What’s your favorite thing about being a mom? Giggles. I just can’t get enough of them. I will embarrass myself. I will make silly faces. I will stoop down to the lowest levels. I will do things unimaginable to get a good giggle out of my kids.
What are you most looking forward to in your career and in your family? For awhile in this journey, I kind of got into this trap where I was looking forward to the day when the kids go to school full time and I could paint full time. As I look back at pictures, sometimes Timehop will show some picture of my child a year ago, and then it resonates with me how quickly this time is flying, even though it feels like it’s going at a snail’s pace. I think the thing I’m looking forward to most is just slow, steady growth. Growth as a person, growth as an artist, and continuing to take on challenges and things that I would have said no to before. And to just keep trying my best to put boundaries around my stress levels and the things that I accept, so that I can make sure that my priorities are in check. I’m an artist because I’m a mom. And I’m a mom because I’m an artist, and they all are so interwoven that I don’t want anything to get out of bounds, and I really try very hard to try to keep it balanced. And I think that’s something we’ll all be trying to work on for the rest of our lives.
“I’m an artist because I’m a mom. And I’m a mom because I’m an artist, and they all are so interwoven that I don’t want anything to get out of bounds, and I really try very hard to try to keep it balanced.”
What advice would you give to other Mother Makers? Number one, have a lot of grace with yourself. Be patient with yourself. You don’t become an artist overnight. It’s a culmination of things from a whole lifetime, and especially when you’re learning to run a business on top of that. Being an artist and being a business owner are two completely different things, and so you have to be willing to put in the due diligence to learn both of those things, and that takes a lot of patience.

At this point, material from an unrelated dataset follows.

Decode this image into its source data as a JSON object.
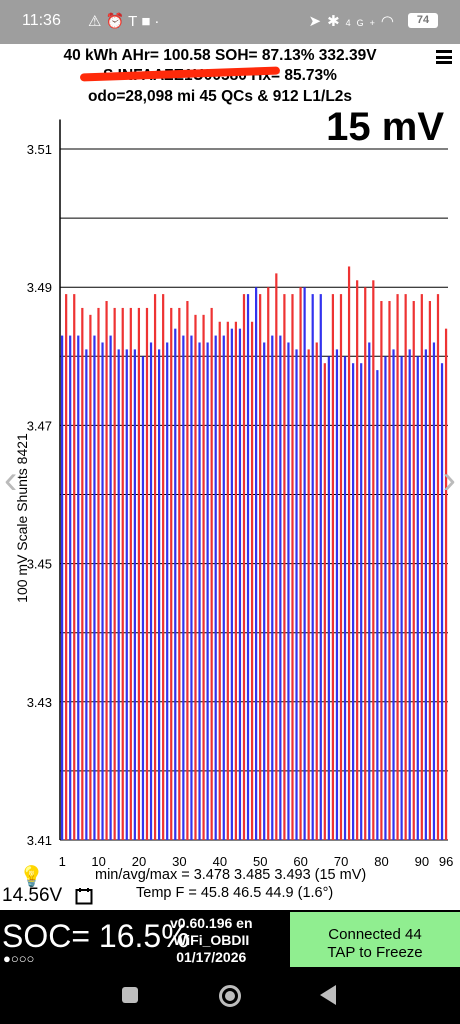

Also, don’t be afraid to put up boundaries to protect your stand as mom. Don’t put so many things on your plate that your time gets stolen away from this precious time. Really enjoy and celebrate this role that you’re in because I just feel like sometimes it’s not just a joy to be a mom. That is an incredible privilege, but to be a mom and an artist at the same time is just incredible. I wouldn’t want anything to hinder either one of those roles. Have grace and patience, and take it one day at a time.